Robin Wood has his own issues. I wish he had been around in the past to learn the mistakes ALL the Scoobies have made about not sharing your feelings with others. Hiding his knowledge of his mother’s death from Buffy and insisting instead on having dramatic two word conversations with Spike makes him look really petty, what with the imminent rise of the ultimate evil and all.

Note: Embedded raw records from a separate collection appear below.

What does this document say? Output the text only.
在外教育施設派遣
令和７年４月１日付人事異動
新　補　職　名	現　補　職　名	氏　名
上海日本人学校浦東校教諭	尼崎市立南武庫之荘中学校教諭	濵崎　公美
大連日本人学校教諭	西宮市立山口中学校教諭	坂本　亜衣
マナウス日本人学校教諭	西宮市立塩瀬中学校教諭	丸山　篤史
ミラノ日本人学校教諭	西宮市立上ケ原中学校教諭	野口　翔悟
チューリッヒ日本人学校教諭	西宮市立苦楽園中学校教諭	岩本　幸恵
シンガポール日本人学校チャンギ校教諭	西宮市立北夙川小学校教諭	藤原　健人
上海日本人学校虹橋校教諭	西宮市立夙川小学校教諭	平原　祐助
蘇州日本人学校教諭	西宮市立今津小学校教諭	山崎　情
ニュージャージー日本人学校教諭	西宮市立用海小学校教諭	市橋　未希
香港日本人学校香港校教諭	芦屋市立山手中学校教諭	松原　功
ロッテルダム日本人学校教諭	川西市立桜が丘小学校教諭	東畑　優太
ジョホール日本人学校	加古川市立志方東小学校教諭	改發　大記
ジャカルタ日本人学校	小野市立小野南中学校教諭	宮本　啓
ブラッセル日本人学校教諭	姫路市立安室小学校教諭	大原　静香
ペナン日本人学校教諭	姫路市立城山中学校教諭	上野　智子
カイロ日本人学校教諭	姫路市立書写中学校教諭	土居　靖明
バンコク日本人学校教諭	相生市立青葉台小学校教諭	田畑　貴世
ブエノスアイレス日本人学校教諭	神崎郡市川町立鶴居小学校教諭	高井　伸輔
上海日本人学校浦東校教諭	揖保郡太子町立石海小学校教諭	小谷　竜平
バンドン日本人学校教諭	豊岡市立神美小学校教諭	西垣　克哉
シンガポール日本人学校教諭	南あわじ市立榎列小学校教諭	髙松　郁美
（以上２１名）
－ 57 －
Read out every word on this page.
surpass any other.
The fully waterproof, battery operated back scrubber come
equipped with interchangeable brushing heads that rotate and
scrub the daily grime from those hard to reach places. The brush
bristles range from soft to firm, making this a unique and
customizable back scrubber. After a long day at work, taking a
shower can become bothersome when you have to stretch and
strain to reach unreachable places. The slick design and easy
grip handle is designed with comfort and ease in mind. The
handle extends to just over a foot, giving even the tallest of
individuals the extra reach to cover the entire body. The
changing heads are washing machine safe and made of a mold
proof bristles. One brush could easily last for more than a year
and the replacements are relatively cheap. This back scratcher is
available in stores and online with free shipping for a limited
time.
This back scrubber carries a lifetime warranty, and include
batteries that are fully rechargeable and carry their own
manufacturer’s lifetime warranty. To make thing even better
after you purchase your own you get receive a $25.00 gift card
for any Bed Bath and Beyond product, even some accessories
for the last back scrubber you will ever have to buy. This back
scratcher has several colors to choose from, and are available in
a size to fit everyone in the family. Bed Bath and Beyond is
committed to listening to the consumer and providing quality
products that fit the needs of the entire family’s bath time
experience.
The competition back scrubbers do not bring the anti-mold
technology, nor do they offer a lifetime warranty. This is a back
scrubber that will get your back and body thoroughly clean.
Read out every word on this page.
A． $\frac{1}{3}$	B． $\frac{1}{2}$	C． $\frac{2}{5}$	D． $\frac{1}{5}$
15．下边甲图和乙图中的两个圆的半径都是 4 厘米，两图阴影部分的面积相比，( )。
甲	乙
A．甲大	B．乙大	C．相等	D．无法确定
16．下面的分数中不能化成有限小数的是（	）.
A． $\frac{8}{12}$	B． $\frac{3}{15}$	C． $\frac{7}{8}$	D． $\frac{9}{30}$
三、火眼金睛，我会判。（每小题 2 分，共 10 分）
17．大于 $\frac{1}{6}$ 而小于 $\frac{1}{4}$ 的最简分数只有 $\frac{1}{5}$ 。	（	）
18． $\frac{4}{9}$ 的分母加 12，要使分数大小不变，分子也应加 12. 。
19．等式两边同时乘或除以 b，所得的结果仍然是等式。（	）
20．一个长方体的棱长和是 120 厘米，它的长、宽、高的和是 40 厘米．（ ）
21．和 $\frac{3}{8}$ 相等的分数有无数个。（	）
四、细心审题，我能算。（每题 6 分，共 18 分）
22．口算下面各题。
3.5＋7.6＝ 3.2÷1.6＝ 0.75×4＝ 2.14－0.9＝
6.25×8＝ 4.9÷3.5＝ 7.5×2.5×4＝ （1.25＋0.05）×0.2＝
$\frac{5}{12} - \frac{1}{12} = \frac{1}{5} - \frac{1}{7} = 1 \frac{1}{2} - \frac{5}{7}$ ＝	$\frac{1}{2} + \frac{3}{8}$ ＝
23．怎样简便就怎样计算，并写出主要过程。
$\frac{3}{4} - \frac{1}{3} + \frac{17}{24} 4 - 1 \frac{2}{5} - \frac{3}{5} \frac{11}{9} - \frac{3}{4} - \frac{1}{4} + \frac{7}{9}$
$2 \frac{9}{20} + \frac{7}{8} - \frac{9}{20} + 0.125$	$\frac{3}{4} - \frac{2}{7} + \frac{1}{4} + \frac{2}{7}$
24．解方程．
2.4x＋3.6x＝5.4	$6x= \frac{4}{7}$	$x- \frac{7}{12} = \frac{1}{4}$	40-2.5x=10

The Unknown: I honestly don’t know how I feel about Spike in this episode. Buffy basically asking him to reach down deep and find his love of killing again was bizarre. And symbolizing his “return” to fighting potency with the reappearance of the jacket he stripped from Robin’s mother’s dead body is just… inappropriate. At the same time, it’s hard not to cheer to see a bit of old Spike spirit showing through again. It’s a complex situation reminiscent of Spike’s entire time on the show. He’s always been the villain you loved to hate because of his enigmatic nature and performance. But having his old life essentially celebrated with three different shots of the coat coming out and going on seemed out of place with his season long arc to be a good man for Buffy. Definitely conflicting.

Favorite Moment: I thought following Buffy’s terrified face with the shot of the masses of Turok-Han set a powerful standard for the final fight. It was an epic moment for a television show and I really liked that Buffy questioned her decision to turn down the extra power.

The Bottom Line: I’m pleased with where this story ended up. I think it does set a tone of danger for the end of the season. But mostly I found myself being angry at almost all of the Scoobies for what I feel was primarily poor presentation.